Zynga has sometimes received some criticism for it’s top-down, confrontational managerial style. While the company seeks to define itself away from Facebook and faces criticism from investors, Zynga founder Mark Pincus explained the company culture.
“An important, fundamental part of our culture is that we think that every person in the company should feel like a principal, an owner, a founder of this vision,” said Pincus. “They should challenge the vision, the mission, the strategy, and the values. Sometimes we change the values based on those challenges, and sometimes we need our teams to call out that we are not living up to those values.”
“Our No. 1 value is that we are making products that we love, that we think us and our friends and family want to play,” he added. “The first thing I say to new hires is that if you are working on a game and you don’t feel connected to it or love for it, don’t be embarrassed to talk about it.”

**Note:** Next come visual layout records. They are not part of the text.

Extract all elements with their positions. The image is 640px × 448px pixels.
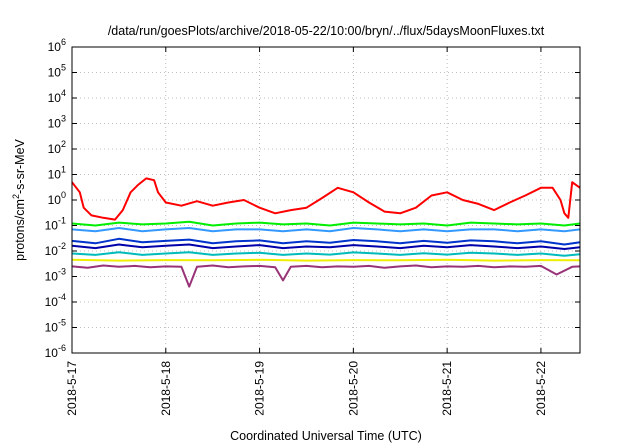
y-tick-label: 10-3 [45, 267, 66, 284]
y-tick-label: 104 [48, 88, 66, 105]
y-tick-label: 103 [48, 114, 66, 131]
series-line-1 [71, 177, 581, 221]
y-tick-label: 10-2 [45, 241, 66, 258]
y-axis-label-suffix: -s-sr-MeV [13, 138, 27, 194]
series-line-7 [71, 258, 581, 262]
x-tick-label: 2018-5-20 [346, 361, 360, 416]
series-line-8 [71, 264, 581, 288]
x-axis-label: Coordinated Universal Time (UTC) [230, 429, 422, 443]
series-line-5 [71, 243, 581, 250]
y-tick-label: 10-4 [45, 292, 66, 309]
y-tick-label: 10-6 [45, 343, 66, 360]
grid-lines [71, 46, 580, 354]
y-axis-label-prefix: protons/cm [13, 199, 27, 261]
y-tick-label: 106 [48, 37, 66, 54]
y-tick-label: 100 [48, 190, 66, 207]
series-line-2 [71, 220, 581, 227]
x-tick-label: 2018-5-19 [253, 361, 267, 416]
series-line-3 [71, 227, 581, 233]
series-layer [71, 177, 581, 288]
y-tick-label: 10-1 [45, 216, 66, 233]
series-line-6 [71, 251, 581, 257]
x-tick-label: 2018-5-18 [159, 361, 173, 416]
y-axis-ticks: 10-6 10-5 10-4 10-3 10-2 10-1 100 101 102 103 104 1… [45, 37, 580, 360]
y-tick-label: 10-5 [45, 318, 66, 335]
x-tick-label: 2018-5-22 [534, 361, 548, 416]
chart-title: /data/run/goesPlots/archive/2018-05-22/1… [108, 24, 545, 38]
y-tick-label: 101 [48, 165, 66, 182]
series-line-4 [71, 237, 581, 246]
y-tick-label: 105 [48, 63, 66, 80]
y-axis-label-sup: 2 [11, 194, 21, 199]
x-axis-ticks: 2018-5-17 2018-5-18 2018-5-19 2018-5-20 2018… [65, 47, 548, 416]
x-tick-label: 2018-5-17 [65, 361, 79, 416]
y-tick-label: 102 [48, 139, 66, 156]
y-axis-label: protons/cm2-s-sr-MeV [11, 138, 27, 260]
x-tick-label: 2018-5-21 [440, 361, 454, 416]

Pincus hopes with this philosophy, it will lead the company back to the audiences it had a year ago. “The promise of games for everyday people is still so much greater than the experience that everyone has today,” offered Pincus. “The overall tectonic shifts that are going on in games and more broadly in media are that everything is moving to becoming free, social and accessible. But we’re just at the beginning of that. We can get to a day where short-session play can enhance, if not replace text messaging as a way to stay in touch with people.”
As far as working on other platforms that aren’t PC, he said, “I still believe that we can offer you a much deeper, more engaging, more compelling play experience on a PC than we can on a mobile device, but one can enhance the other and one can expand the other. I don’t think they necessarily will compete with each other, just like how we find a place for movies in our lives, and TV and radio. The same will be true between a handset a tablet and a PC.”
On the relationship with Facebook, Pincus said, “It has been hugely positive for us, for Facebook and for both of our consumers. Facebook has been an incredible catalyst, an accelerator, of social gaming and of other industries. And we are appreciative of that and we think that we helped see a significant catalyst for engagement on their own platform, and now on iPhone as well.”